Observing general safety tips may help you to avoid becoming the victim of a hate or bias related crime. Be alert to your surroundings, both inside and outside. Listen to and act upon your feelings and instincts. Notice people, the lighting, and access to phones and exits. Use elevators, stairs and restrooms in well-trafficked areas. Don't study alone in an empty classroom. Avoid deserted parking lots, empty laundry rooms and other poorly lit or poorly populated locations. When possible, walk with a friend instead of walking alone in secluded areas or at night. When riding the subways during less traveled times of day, ride in the middle car with the conductor or the first car with the engineer.
Carry a whistle and blow it for attention when necessary. If you feel threatened while walking, cross the street, change direction or run to a place where there are other people. If a car is following you, turn around and walk quickly in the opposite direction. Get the license plate number and a description if possible. If you are being followed on foot, turn around to let the person know you have seen them and then run to a place where a number of people will be.
Always keep your apartment and car doors locked. If you live in an apartment with a fire escape outside a back window, you should secure it with a fire department approved gate, an alarm, or some barrier system. A window lock is not enough. Always close your blinds/shades/curtains at night. If you decide to bring someone home, introduce him or her to a friend, acquaintance or bartender so that someone knows who you left with. When driving a friend home, establish a signal that the friend is in the home and safe before you drive away. If a stranger is at your door, do not give the impression that you are home alone. Shout over your shoulder or indicate in some way that there is another person present. Never open the door to strangers without verifying their identity by asking for an identification tag. Do not give out personal information over the phone or Internet.
Finally, report all incidents of violence or harassment. Contact campus security or call 911 as soon after the incident as possible. If you saw the perpetrator, try to remember gender, age, height, race, weight, build, clothes and other distinguishing characteristics. If anything was said, such as anti-gay epithets or threats, make a mental note about them and write them down as soon as possible. If you want the crime to be reported as a hate or bias-related crime, tell the officer to note that on the report. If the police to not assist you properly, file a complaint and contact the Office of Student Affairs or the City information number, 311.

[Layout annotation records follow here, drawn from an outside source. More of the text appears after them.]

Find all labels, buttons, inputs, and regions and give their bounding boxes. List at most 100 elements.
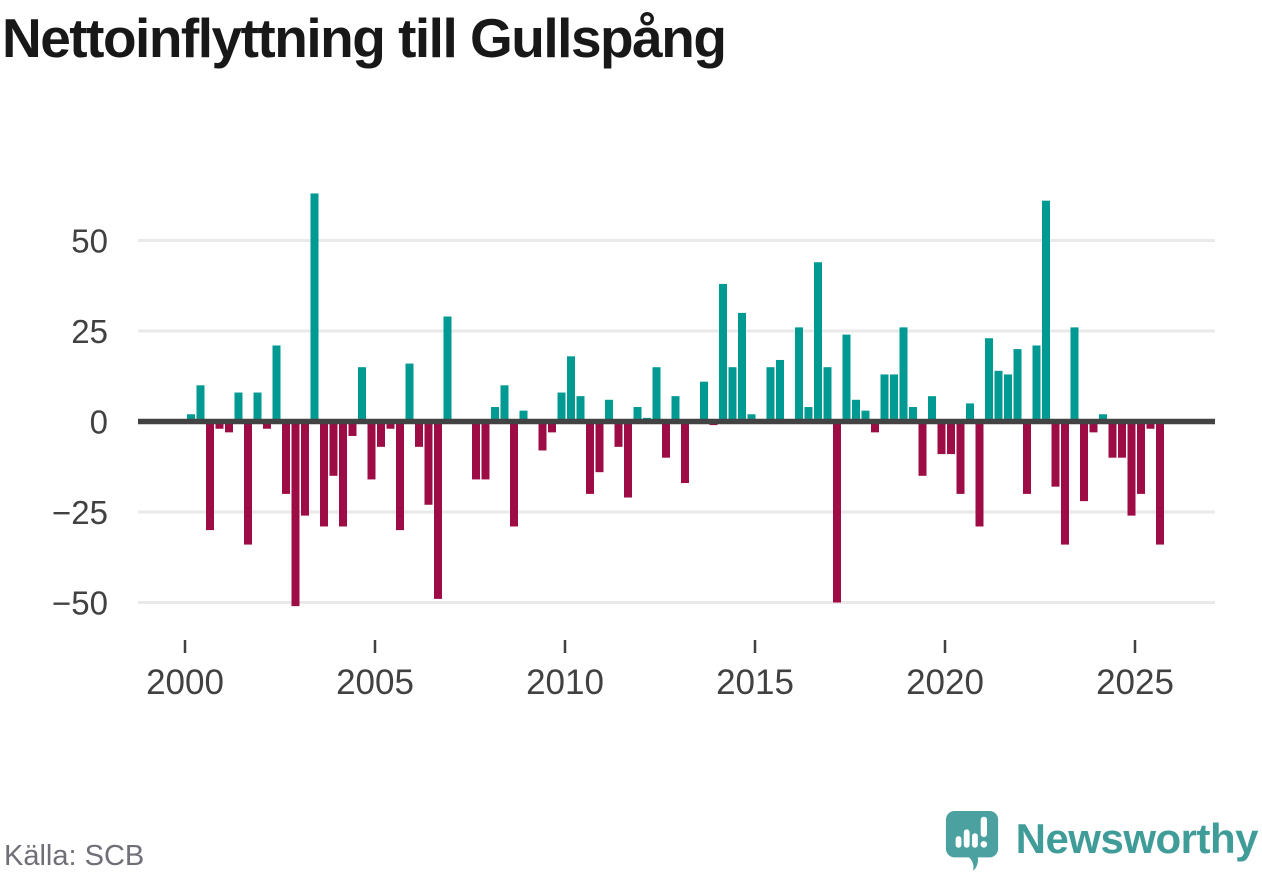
bar-2018-q2: [880, 374, 889, 422]
bar-2022-q3: [1042, 200, 1050, 422]
bar-2017-q1: [833, 421, 841, 603]
bar-2011-q4: [633, 407, 642, 422]
bar-2017-q3: [852, 399, 860, 422]
bar-2012-q2: [652, 367, 661, 422]
bar-2001-q4: [253, 392, 262, 422]
bar-2003-q4: [329, 421, 338, 476]
y-tick-label--25: −25: [52, 494, 108, 531]
bar-2010-q1: [567, 356, 575, 422]
bar-2020-q4: [975, 421, 984, 527]
x-tick-label-2000: 2000: [146, 663, 224, 702]
bar-2013-q3: [700, 381, 708, 422]
bar-2000-q4: [215, 421, 224, 429]
bar-2004-q3: [358, 367, 366, 422]
bar-2017-q4: [861, 410, 870, 422]
x-tick-label-2020: 2020: [906, 663, 984, 702]
bar-2006-q3: [434, 421, 442, 599]
bar-2021-q1: [985, 338, 993, 422]
bar-2007-q3: [472, 421, 480, 480]
bar-2018-q1: [871, 421, 879, 433]
bar-2024-q1: [1099, 414, 1107, 422]
bar-2000-q2: [196, 385, 205, 422]
bar-2002-q2: [272, 345, 281, 422]
bar-2010-q4: [595, 421, 604, 473]
bar-2006-q4: [443, 316, 452, 422]
bar-2016-q4: [823, 367, 832, 422]
bar-2018-q3: [890, 374, 898, 422]
brand-name: Newsworthy: [1015, 815, 1259, 862]
bar-2003-q1: [301, 421, 309, 516]
bar-2021-q4: [1013, 349, 1022, 422]
bar-2024-q3: [1118, 421, 1126, 458]
bar-2002-q1: [263, 421, 271, 429]
bar-2020-q3: [966, 403, 974, 422]
newsworthy-speech-bubble-chart-icon: [945, 810, 998, 871]
bar-2019-q1: [909, 407, 917, 422]
bar-2009-q4: [557, 392, 566, 422]
x-tick-label-2005: 2005: [336, 663, 414, 702]
bar-2006-q1: [415, 421, 423, 447]
bar-2010-q2: [576, 396, 585, 422]
bar-2025-q1: [1137, 421, 1145, 494]
bar-2003-q3: [320, 421, 328, 527]
chart-title: Nettoinflyttning till Gullspång: [2, 7, 727, 69]
bar-2023-q1: [1061, 421, 1069, 545]
bar-2022-q4: [1051, 421, 1060, 487]
bar-2023-q2: [1070, 327, 1079, 422]
bar-2016-q1: [795, 327, 803, 422]
bar-2014-q1: [719, 283, 727, 422]
logo-bar-3: [971, 833, 978, 848]
bar-2005-q2: [386, 421, 395, 429]
bar-2021-q3: [1004, 374, 1012, 422]
y-tick-label-50: 50: [71, 223, 108, 260]
logo-exclamation-stem: [980, 816, 987, 838]
bar-2000-q1: [187, 414, 195, 422]
bar-2016-q2: [804, 407, 813, 422]
bar-2025-q3: [1156, 421, 1164, 545]
bar-2001-q2: [234, 392, 243, 422]
bar-2022-q2: [1032, 345, 1041, 422]
bar-2011-q2: [614, 421, 623, 447]
bar-2022-q1: [1023, 421, 1031, 494]
bar-2008-q4: [519, 410, 528, 422]
bar-2024-q4: [1127, 421, 1136, 516]
bar-2020-q2: [956, 421, 965, 494]
bar-2009-q2: [538, 421, 547, 451]
bar-2014-q2: [728, 367, 737, 422]
bar-2008-q1: [491, 407, 499, 422]
bar-2010-q3: [586, 421, 594, 494]
x-tick-label-2015: 2015: [716, 663, 794, 702]
bar-2019-q4: [937, 421, 946, 455]
bar-2014-q4: [747, 414, 756, 422]
bar-2001-q1: [225, 421, 233, 433]
bar-2025-q2: [1146, 421, 1155, 429]
bar-2019-q3: [928, 396, 936, 422]
bar-2003-q2: [310, 193, 319, 422]
bar-2007-q4: [481, 421, 490, 480]
y-tick-label-25: 25: [71, 313, 108, 350]
bar-2004-q1: [339, 421, 347, 527]
bar-2024-q2: [1108, 421, 1117, 458]
bar-2017-q2: [842, 334, 851, 422]
bar-2012-q3: [662, 421, 670, 458]
bar-2002-q4: [291, 421, 300, 607]
bar-2000-q3: [206, 421, 214, 531]
y-tick-label--50: −50: [52, 585, 108, 622]
bar-2015-q3: [776, 359, 784, 422]
bar-2012-q4: [671, 396, 680, 422]
x-tick-label-2025: 2025: [1096, 663, 1174, 702]
bar-2004-q4: [367, 421, 376, 480]
bar-2008-q3: [510, 421, 518, 527]
y-tick-label-0: 0: [90, 404, 108, 441]
bar-2005-q4: [405, 363, 414, 422]
bar-2008-q2: [500, 385, 509, 422]
logo-exclamation-dot: [980, 841, 987, 848]
bar-2013-q1: [681, 421, 689, 484]
newsworthy-logo: Newsworthy: [944, 806, 1259, 872]
bar-2018-q4: [899, 327, 908, 422]
x-tick-label-2010: 2010: [526, 663, 604, 702]
logo-bar-2: [963, 829, 970, 848]
bar-2001-q3: [244, 421, 252, 545]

The methods the law school employs to advise and to update students about security procedures
In addition to the Student Handbook, crime prevention pamphlets that include various safety tips and encourage the reporting of crime on campus are prepared and distributed periodically to students. Speakers, including law enforcement officials, are invited by the administration and student groups to inform students about prevention of crime and personal safety. Campus Security also makes a presentation about prevention of crime and personal safety to incoming students at orientation. Additionally, Campus Security meets with the law school's Advisory Committee on Campus Security on a regular basis to exchange information on recent events and security concerns on campus. The Security Advisory Committee is made up of equal numbers of faculty, administrators, and student officers. This committee reviews current campus security policies and practices and makes recommendations for their improvement.